Elisenda pushed open the door into the interview room back along the corridor and saw a woman sitting at the table under the gloomy light. She stopped and Josep almost piled into the back of her. Deflated, they both entered the room slowly and closed the door. She could tell by his look that Josep didn’t recognise the woman.
‘Elena,’ Elisenda greeted her. ‘What are you doing here?’
Elena looked up, her movements faltering, her eyes torpid. Elisenda could see she was only there thanks to some artificial encouragement.
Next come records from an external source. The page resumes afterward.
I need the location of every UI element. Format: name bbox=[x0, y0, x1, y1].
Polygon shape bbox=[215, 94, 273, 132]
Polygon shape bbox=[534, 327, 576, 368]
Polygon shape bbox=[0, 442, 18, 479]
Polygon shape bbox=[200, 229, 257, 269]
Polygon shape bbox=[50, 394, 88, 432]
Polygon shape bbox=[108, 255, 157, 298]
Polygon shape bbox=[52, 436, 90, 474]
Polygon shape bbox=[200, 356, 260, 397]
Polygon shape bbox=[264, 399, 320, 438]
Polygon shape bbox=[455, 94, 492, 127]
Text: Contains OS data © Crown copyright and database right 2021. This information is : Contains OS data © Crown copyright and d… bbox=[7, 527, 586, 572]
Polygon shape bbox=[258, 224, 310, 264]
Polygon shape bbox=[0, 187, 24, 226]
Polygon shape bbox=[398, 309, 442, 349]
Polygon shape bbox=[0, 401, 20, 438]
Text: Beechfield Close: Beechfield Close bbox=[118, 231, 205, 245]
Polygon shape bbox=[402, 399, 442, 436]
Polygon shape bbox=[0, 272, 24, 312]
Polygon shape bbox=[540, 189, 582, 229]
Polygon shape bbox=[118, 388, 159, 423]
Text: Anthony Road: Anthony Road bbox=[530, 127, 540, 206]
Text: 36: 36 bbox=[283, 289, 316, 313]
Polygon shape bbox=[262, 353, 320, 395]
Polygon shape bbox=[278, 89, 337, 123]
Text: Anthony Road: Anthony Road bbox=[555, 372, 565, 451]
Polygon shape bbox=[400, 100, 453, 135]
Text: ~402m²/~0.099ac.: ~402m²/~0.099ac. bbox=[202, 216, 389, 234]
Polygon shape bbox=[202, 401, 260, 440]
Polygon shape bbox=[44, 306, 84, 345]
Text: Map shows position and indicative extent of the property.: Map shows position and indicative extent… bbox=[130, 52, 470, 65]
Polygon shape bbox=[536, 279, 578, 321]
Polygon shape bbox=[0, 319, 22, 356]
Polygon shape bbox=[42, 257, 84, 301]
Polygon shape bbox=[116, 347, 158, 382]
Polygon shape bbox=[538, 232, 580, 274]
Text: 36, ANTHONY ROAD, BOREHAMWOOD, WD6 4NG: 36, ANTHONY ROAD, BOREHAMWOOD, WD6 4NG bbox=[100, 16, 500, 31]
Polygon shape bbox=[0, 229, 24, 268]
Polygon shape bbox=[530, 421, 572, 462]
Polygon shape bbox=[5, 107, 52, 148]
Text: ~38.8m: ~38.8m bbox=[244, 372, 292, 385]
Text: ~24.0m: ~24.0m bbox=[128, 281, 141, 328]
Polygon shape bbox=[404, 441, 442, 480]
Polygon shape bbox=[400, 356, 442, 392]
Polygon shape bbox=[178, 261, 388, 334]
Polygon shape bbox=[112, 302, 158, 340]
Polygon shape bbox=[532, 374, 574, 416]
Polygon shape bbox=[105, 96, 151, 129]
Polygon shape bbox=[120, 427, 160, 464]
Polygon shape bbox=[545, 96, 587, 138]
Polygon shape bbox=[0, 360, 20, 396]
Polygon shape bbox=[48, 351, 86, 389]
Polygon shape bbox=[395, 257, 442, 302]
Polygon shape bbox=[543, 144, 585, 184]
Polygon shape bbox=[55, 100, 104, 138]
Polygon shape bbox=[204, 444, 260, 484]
‘Siset sent me. His bag. It was stolen. He’s only just discovered it.’ She paused and seemed to be casting around for the rest of the script. With a jolt of her head and a faint triumphant smile, she remembered it. ‘Anyone could have planted anything in it without him knowing. Can he have it back, please?’
Elisenda sat down opposite her and wasn’t sure whether to laugh or cry. ‘Oh, Elena, why do you let him make you do his dirty work?’
‘Because I love him.’ She laughed and sneezed a fine spray.
Elisenda wafted the air away in front of her. ‘Well, I’m going to be on a high for a week now. Josep, could you go and ask someone to bring Elena a cup of coffee? And a bottle of water. I think she could do with it.’
The caporal left the room and Elena slumped forward, resting her head on her arms on top of the table.
‘I’m sorry, Elena, but I can’t give you Siset’s bag. I need to give it to him.’
Through her tangle of hair and arms, Elena said something that Elisenda couldn’t understand. Struggling, the young woman raised her head up and focused on Elisenda to try again. ‘He said he trusts you, Elisenda, and that it’s all right to give me the bag.’